No
dudó en quitarse la ropa y echarse a llorar junto a la ventana. En ver las
gaviotas volar a baja altura molestando a los transeúntes.
Rezó
por su alma furiosa y agitada, por las lágrimas que había hecho derramar. Lo
intentó y no lo consiguió. No había nadie escuchándola, así no encontraba la
respuesta a sus problemas y ni siquiera se sentía mejor.
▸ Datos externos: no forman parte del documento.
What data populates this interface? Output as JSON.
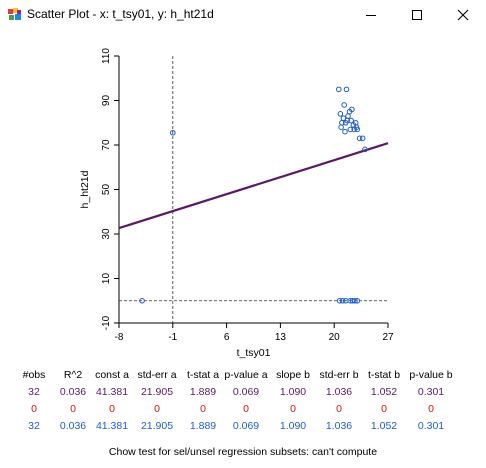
{
  "window": {
    "title": "Scatter Plot - x: t_tsy01, y: h_ht21d",
    "minimize_icon": "minimize-icon",
    "maximize_icon": "maximize-icon",
    "close_icon": "close-icon"
  },
  "chart_data": {
    "type": "scatter",
    "xlabel": "t_tsy01",
    "ylabel": "h_ht21d",
    "xlim": [
      -8,
      27
    ],
    "ylim": [
      -10,
      110
    ],
    "x_ticks": [
      -8,
      -1,
      6,
      13,
      20,
      27
    ],
    "y_ticks": [
      -10,
      10,
      30,
      50,
      70,
      90,
      110
    ],
    "grid": false,
    "points": [
      {
        "x": -1,
        "y": 75.5
      },
      {
        "x": -5,
        "y": 0
      },
      {
        "x": 20.7,
        "y": 0
      },
      {
        "x": 21.1,
        "y": 0
      },
      {
        "x": 21.5,
        "y": 0
      },
      {
        "x": 22.1,
        "y": 0
      },
      {
        "x": 22.4,
        "y": 0
      },
      {
        "x": 22.7,
        "y": 0
      },
      {
        "x": 23.0,
        "y": 0
      },
      {
        "x": 20.6,
        "y": 95
      },
      {
        "x": 21.6,
        "y": 95
      },
      {
        "x": 21.3,
        "y": 88
      },
      {
        "x": 20.8,
        "y": 84
      },
      {
        "x": 21.2,
        "y": 82
      },
      {
        "x": 21.5,
        "y": 80
      },
      {
        "x": 20.9,
        "y": 78
      },
      {
        "x": 21.8,
        "y": 83
      },
      {
        "x": 22.0,
        "y": 85
      },
      {
        "x": 22.2,
        "y": 81
      },
      {
        "x": 22.5,
        "y": 79
      },
      {
        "x": 22.6,
        "y": 77
      },
      {
        "x": 22.3,
        "y": 86
      },
      {
        "x": 22.9,
        "y": 78
      },
      {
        "x": 23.3,
        "y": 73
      },
      {
        "x": 23.7,
        "y": 73
      },
      {
        "x": 21.4,
        "y": 76
      },
      {
        "x": 22.8,
        "y": 80
      },
      {
        "x": 24.0,
        "y": 68
      },
      {
        "x": 21.0,
        "y": 80
      },
      {
        "x": 22.1,
        "y": 77
      },
      {
        "x": 21.7,
        "y": 81
      },
      {
        "x": 23.0,
        "y": 77
      }
    ],
    "regression": {
      "intercept": 41.381,
      "slope": 1.09
    },
    "ref_lines": {
      "x": -1,
      "y": 0
    },
    "colors": {
      "points": "#1f5ec8",
      "line": "#5a1a66",
      "ref": "#333333"
    }
  },
  "stats": {
    "headers": [
      "#obs",
      "R^2",
      "const a",
      "std-err a",
      "t-stat a",
      "p-value a",
      "slope b",
      "std-err b",
      "t-stat b",
      "p-value b"
    ],
    "rows": {
      "all": [
        "32",
        "0.036",
        "41.381",
        "21.905",
        "1.889",
        "0.069",
        "1.090",
        "1.036",
        "1.052",
        "0.301"
      ],
      "sel": [
        "0",
        "0",
        "0",
        "0",
        "0",
        "0",
        "0",
        "0",
        "0",
        "0"
      ],
      "unsel": [
        "32",
        "0.036",
        "41.381",
        "21.905",
        "1.889",
        "0.069",
        "1.090",
        "1.036",
        "1.052",
        "0.301"
      ]
    },
    "chow": "Chow test for sel/unsel regression subsets: can't compute"
  }
}
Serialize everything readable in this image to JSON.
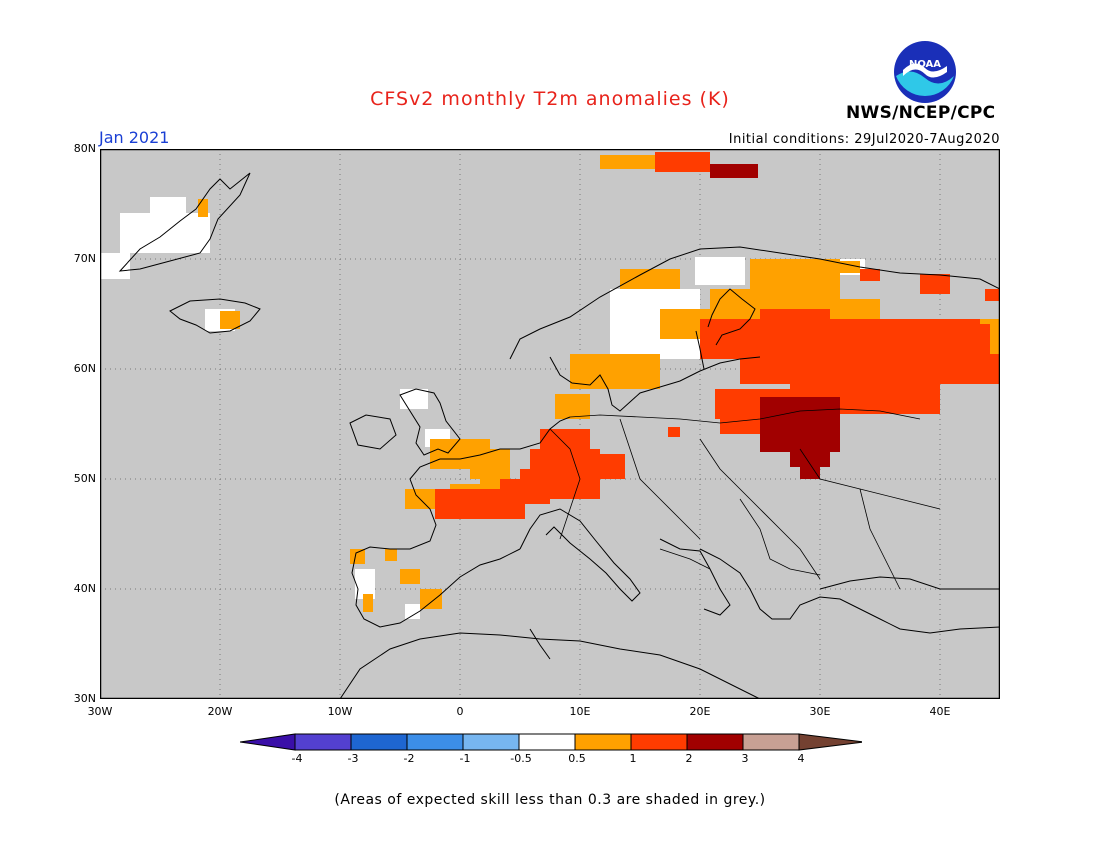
{
  "header": {
    "title": "CFSv2 monthly T2m anomalies (K)",
    "month": "Jan 2021",
    "initial_conditions": "Initial conditions: 29Jul2020-7Aug2020",
    "agency": "NWS/NCEP/CPC",
    "logo_text": "NOAA"
  },
  "map": {
    "lat_labels": [
      "80N",
      "70N",
      "60N",
      "50N",
      "40N",
      "30N"
    ],
    "lon_labels": [
      "30W",
      "20W",
      "10W",
      "0",
      "10E",
      "20E",
      "30E",
      "40E"
    ],
    "background_color": "#c8c8c8",
    "grid": true
  },
  "legend": {
    "labels": [
      "-4",
      "-3",
      "-2",
      "-1",
      "-0.5",
      "0.5",
      "1",
      "2",
      "3",
      "4"
    ],
    "colors": [
      "#3a0fa8",
      "#5340d0",
      "#1e66d1",
      "#3c8ee8",
      "#77b6f0",
      "#ffffff",
      "#ffa100",
      "#ff3c00",
      "#a10000",
      "#c8a094",
      "#744131"
    ]
  },
  "footnote": "(Areas of expected skill less than 0.3 are shaded in grey.)"
}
Es más, tenía la
sensación de estar engañándose a sí misma; una vez más.
Deslizó
las sábanas para dejarse caer sobre el irregular colchón, enredó sus piernas a
las finas telas con movimientos indecisos.
Durante
horas recorrió la noche, peleándose con las pesadillas y reencontrándose con
sus demonios en el alféizar del ventanal.
Una suma de
opósitos, era todo lo que eran ellos.
Una
ida y venida constante, pecas y lunares perdiéndose en una viña bajo el sol de
la Toscana, lágrimas disfrazadas de sonrisas; blanco y negro.
Una
llamarada de fuego congelado, estática ante el paso del tiempo y las miradas
impetuosas. Así es como se sentía; ni desdicha ni pena, quizás algo de
remordimiento a altas horas de la madrugada. Pero experimentaba una continua
paz sosegada que nunca antes había sentido.